A política do "Posso ficar a dever-lhe um cêntimo?"
Pode um cêntimo fazer diferença? Bem... depende da situação.
Imaginemos, então, as seguintes duas situações:
SITUAÇÃO A:
Vamos a uma daquelas grandes cadeias de lojas, quase sempre multinacionais, fazemos as compras calmamente e, quando vamos pagar, ouvimos do outro lado "posso ficar a dever-lhe cêntimo?". Por norma todos respondemos que sim, afinal um cêntimo não vale nada.
Também eu aceitava, sem hesitação, que me ficassem a dever um cêntimo... até que:
SITUAÇÃO B:
Vamos a uma daquelas grandes cadeias de lojas, quase sempre multinacionais, fazemos as compras calmamente e, quando vamos pagar, percebemos que nos falta um cêntimo. Como é lógico, perguntei à pessoa da caixa "posso ficar a dever-lhe cêntimo?", e qual não foi o meu espanto quando me responderam que não e fui obrigada a deixar um produto para trás.
Não gostei! Fiquei furibunda! Só me apeteceu pedir o livro de reclamações, mas não o fiz. Comecei a magicar o meu próximo passo. Não perdiam pela demora!

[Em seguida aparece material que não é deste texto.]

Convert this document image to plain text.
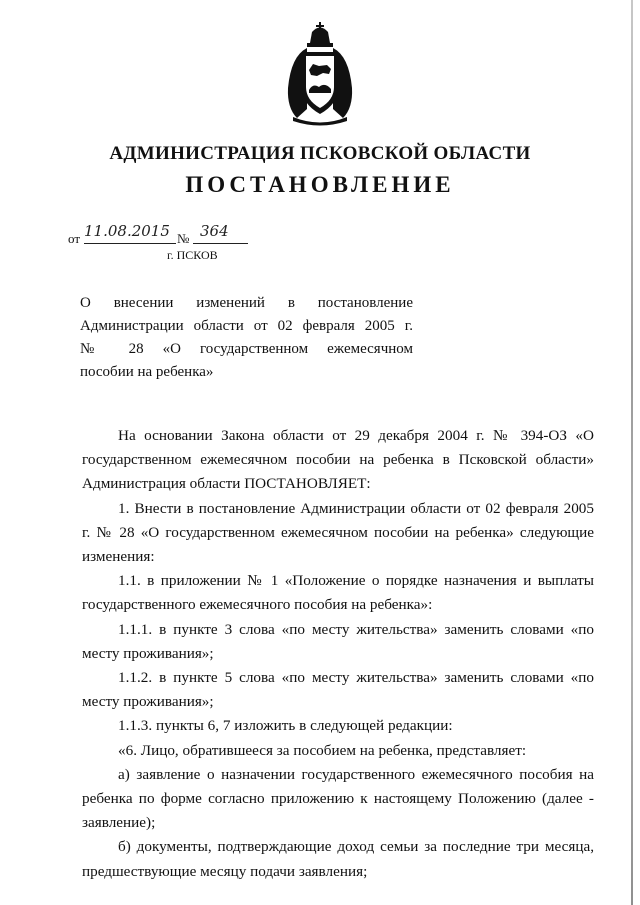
АДМИНИСТРАЦИЯ ПСКОВСКОЙ ОБЛАСТИ
ПОСТАНОВЛЕНИЕ
от 11.08.2015 № 364
г. ПСКОВ
О внесении изменений в постановление
Администрации области от 02 февраля 2005 г.
№ 28 «О государственном ежемесячном
пособии на ребенка»

На основании Закона области от 29 декабря 2004 г. № 394-ОЗ «О государственном ежемесячном пособии на ребенка в Псковской области» Администрация области ПОСТАНОВЛЯЕТ:

1. Внести в постановление Администрации области от 02 февраля 2005 г. № 28 «О государственном ежемесячном пособии на ребенка» следующие изменения:

1.1. в приложении № 1 «Положение о порядке назначения и выплаты государственного ежемесячного пособия на ребенка»:

1.1.1. в пункте 3 слова «по месту жительства» заменить словами «по месту проживания»;

1.1.2. в пункте 5 слова «по месту жительства» заменить словами «по месту проживания»;

1.1.3. пункты 6, 7 изложить в следующей редакции:

«6. Лицо, обратившееся за пособием на ребенка, представляет:

а) заявление о назначении государственного ежемесячного пособия на ребенка по форме согласно приложению к настоящему Положению (далее - заявление);

б) документы, подтверждающие доход семьи за последние три месяца, предшествующие месяцу подачи заявления;
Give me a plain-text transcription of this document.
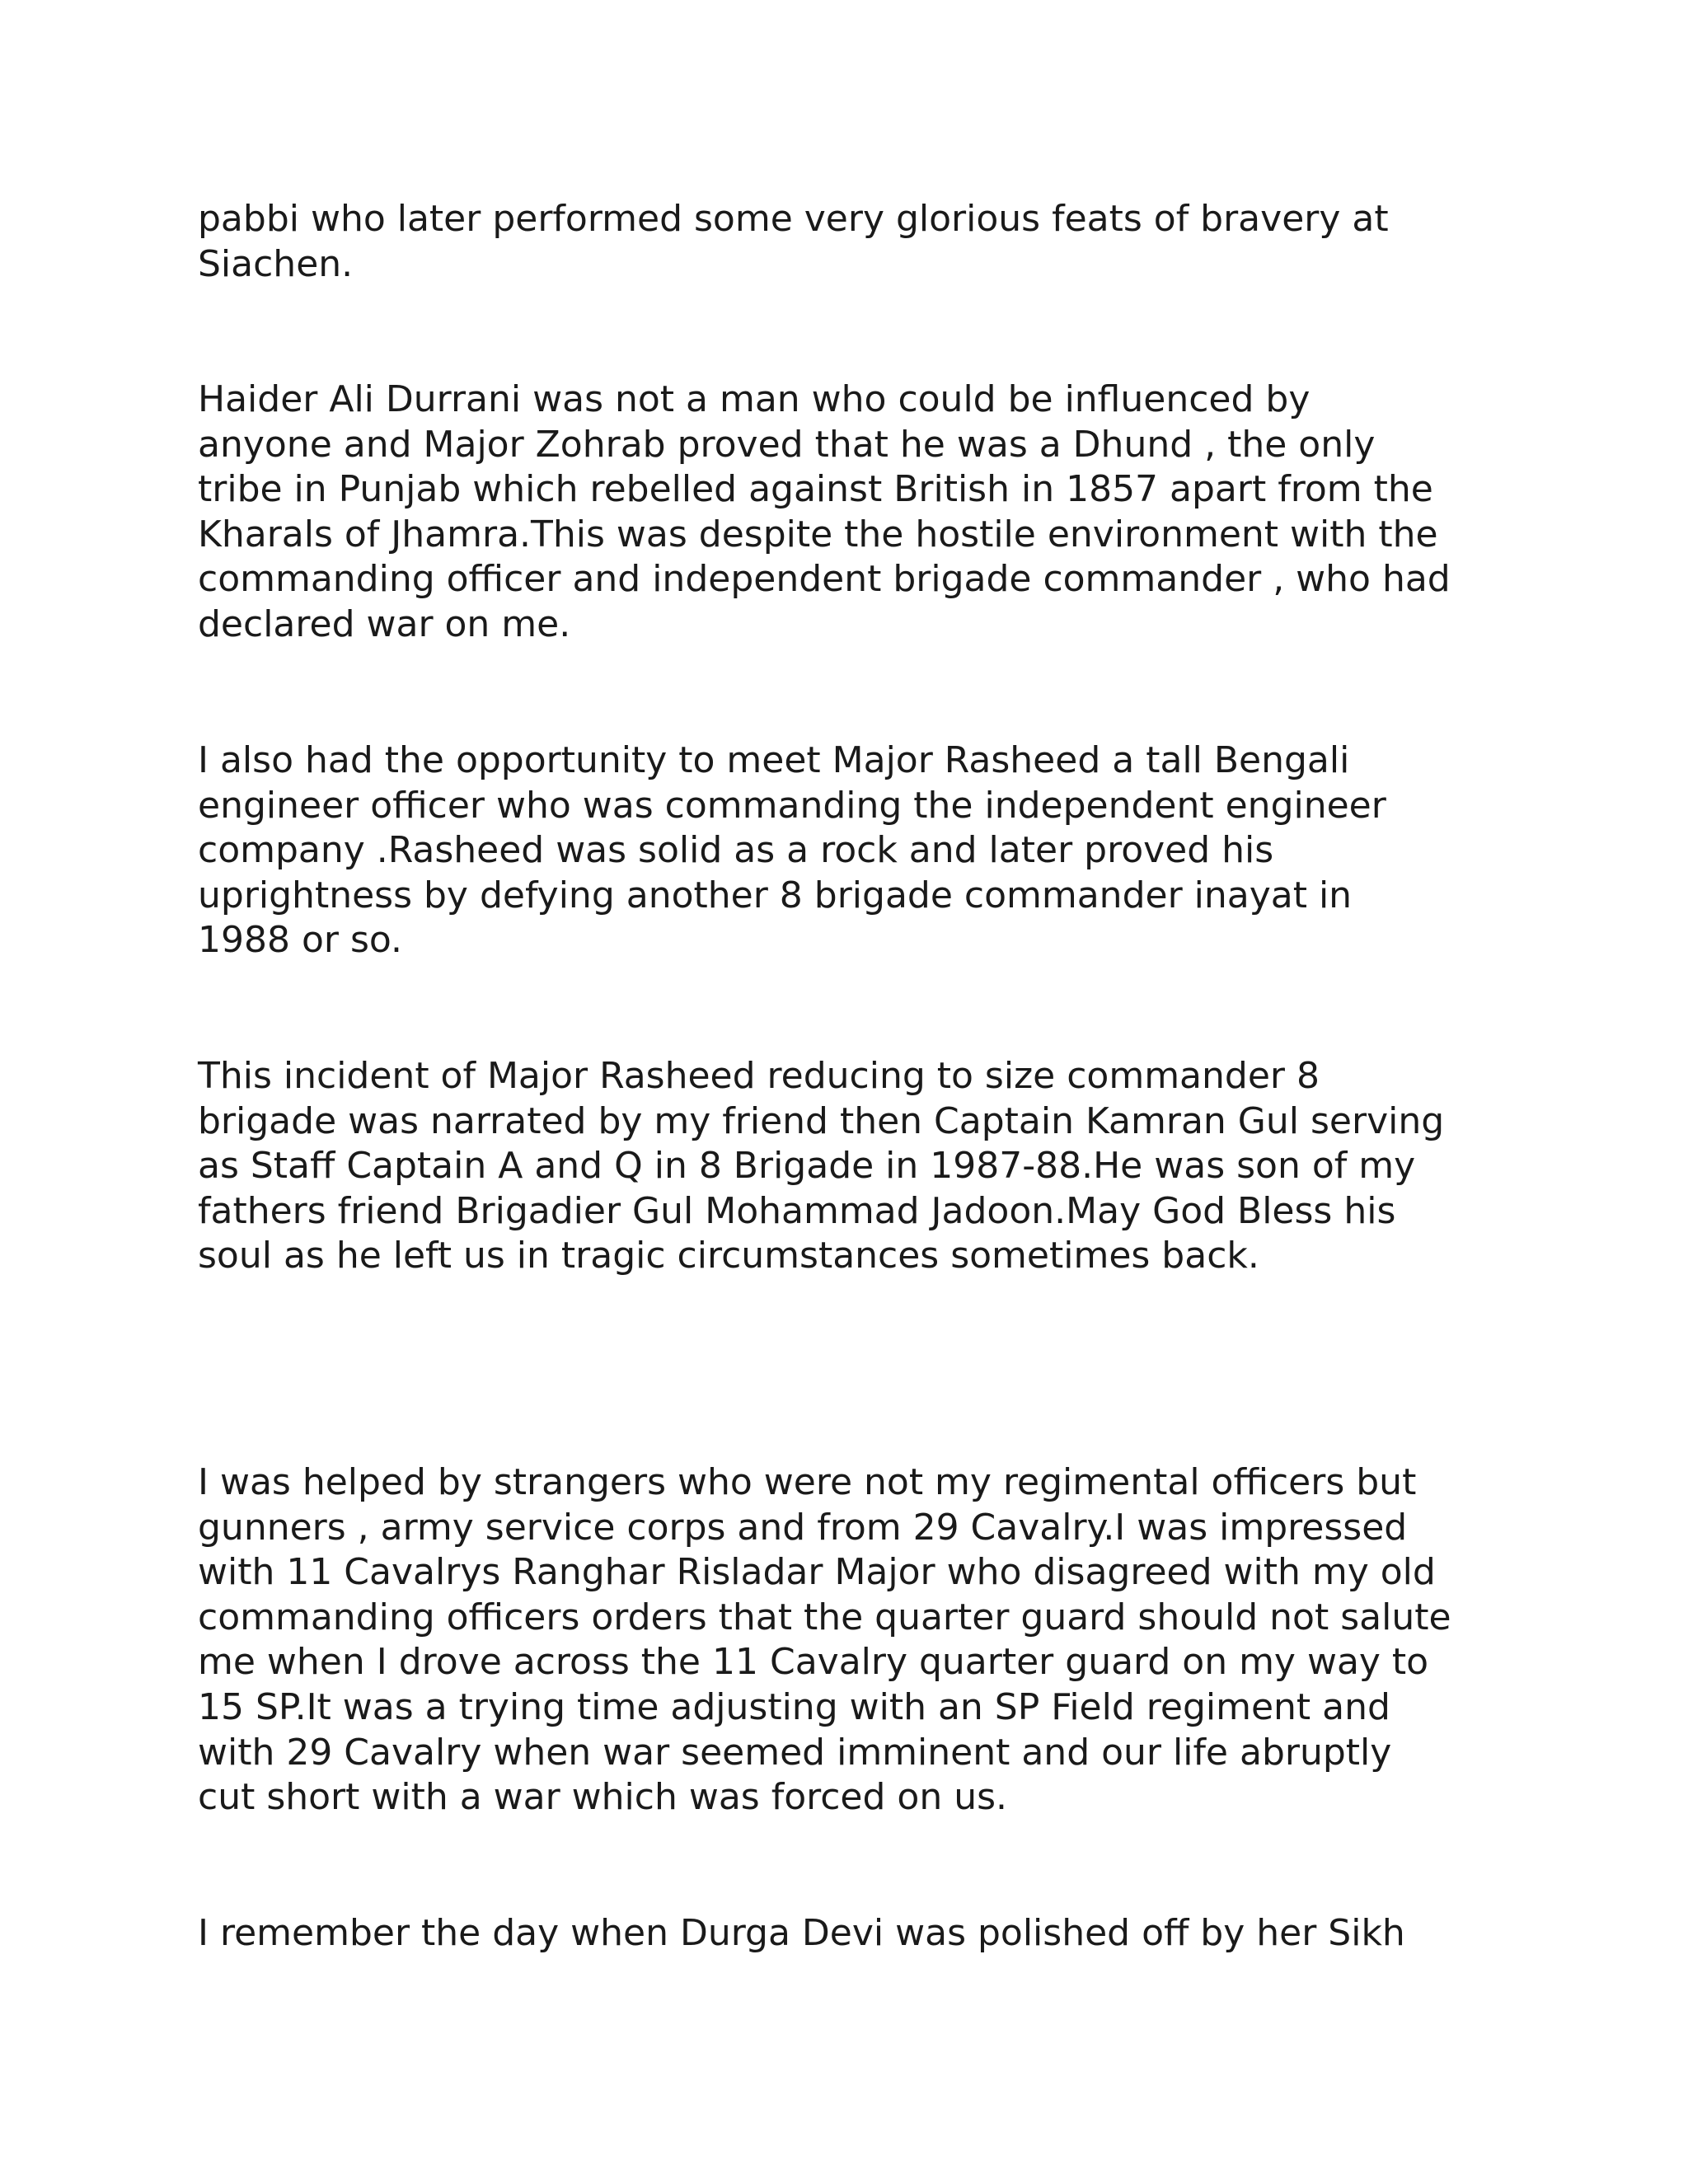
pabbi who later performed some very glorious feats of bravery at
Siachen.

Haider Ali Durrani was not a man who could be influenced by
anyone and Major Zohrab proved that he was a Dhund , the only
tribe in Punjab which rebelled against British in 1857 apart from the
Kharals of Jhamra.This was despite the hostile environment with the
commanding officer and independent brigade commander , who had
declared war on me.

I also had the opportunity to meet Major Rasheed a tall Bengali
engineer officer who was commanding the independent engineer
company .Rasheed was solid as a rock and later proved his
uprightness by defying another 8 brigade commander inayat in
1988 or so.

This incident of Major Rasheed reducing to size commander 8
brigade was narrated by my friend then Captain Kamran Gul serving
as Staff Captain A and Q in 8 Brigade in 1987-88.He was son of my
fathers friend Brigadier Gul Mohammad Jadoon.May God Bless his
soul as he left us in tragic circumstances sometimes back.

I was helped by strangers who were not my regimental officers but
gunners , army service corps and from 29 Cavalry.I was impressed
with 11 Cavalrys Ranghar Risladar Major who disagreed with my old
commanding officers orders that the quarter guard should not salute
me when I drove across the 11 Cavalry quarter guard on my way to
15 SP.It was a trying time adjusting with an SP Field regiment and
with 29 Cavalry when war seemed imminent and our life abruptly
cut short with a war which was forced on us.

I remember the day when Durga Devi was polished off by her Sikh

Foi então que aconteceu o impensável (não para mim, que tinha tudo bem pensado), que deu origem a uma terceira situação:
SITUAÇÃO C:
Vamos a uma daquelas grandes cadeias de lojas, quase sempre multinacionais, fazemos as compras calmamente e, quando vamos pagar, ouvimos do outro lado "posso ficar a dever-lhe cêntimo?" - E foi aqui que a coisa aconteceu!!! - Muito calmamente, respondi "Não!" - e a expressão da pessoa foi indescritível e inesquecível!, mas continuei - "Na semana passada estive aqui e ficaram a dever-me um cêntimo. Ainda agora vi que ficou a dever um cêntimo à pessoa anterior, por isso, não pode!" - e aqui a pessoa mudou, literalmente, de côr - "Consegue perceber o exorbitante lucro desta cadeia, apenas por ficarem a dever um cêntimo aos seus clientes?" - neste momento a pessoa da caixa começou a olhar para todos os lados e os poucos clientes que se encontravam na loja começavam a perceber o que se passava - decidi que iria dar a conversa por terminada, dizendo "a partir do momento em que me negaram igualdade, ao não me deixarem ficar a dever um cêntimo, a minha atitude passa, então, a ser igual à vossa" e pedi que me escrevesse no verso do talão que me ficava a dever um cêntimo, para que fosse descontado na próxima conta.
E não é que a pessoa da caixa se recusou a fazê-lo?!
Apesar de me ter saltado a tampa e estar em ebulição por dentro, mantive a calma aparente e pedi para chamar o responsável da loja. A pessoa recusou. Já a bater o pé e de braços cruzados, pedi o livro de reclamações. Nova recusa. Comecei a gesticular e a dizer que iria chamar a polícia porque assim já estávamos a falar de um roubo - opá, tinha dito a palavra mágica "Polícia"! a sua atitude mudou completamente - levantou-se da cadeira (acho que, no meio de tanta conversa, se terá sentido sem forças e sentou-se) e foi chamar o responsável.
Respirei fundo, para me acalmar, e quando o responsável me perguntou o que se estava a passar contei tudo, muito calmamente - bem, escusado será dizer que, neste momento todos os clientes da loja estavam ao meu lado e a apoiar-me - inclusive a parte de chamar a polícia. O responsável, muito prontamente (e acrescento, acertadamente) escolheu a opção de escrever no verso do talão que me ficava a dever um cêntimo.
Desde este dia, nunca mais aceitei que me ficassem a dever um cêntimo. É escandaloso o que certas empresas chegam a ganhar com esta atitude.*
*penso que não existem estudos sobre os lucros ganhos com a história de ficarem a dever um cêntimo aos seus clientes, mas deduzo que seja mesmo muito.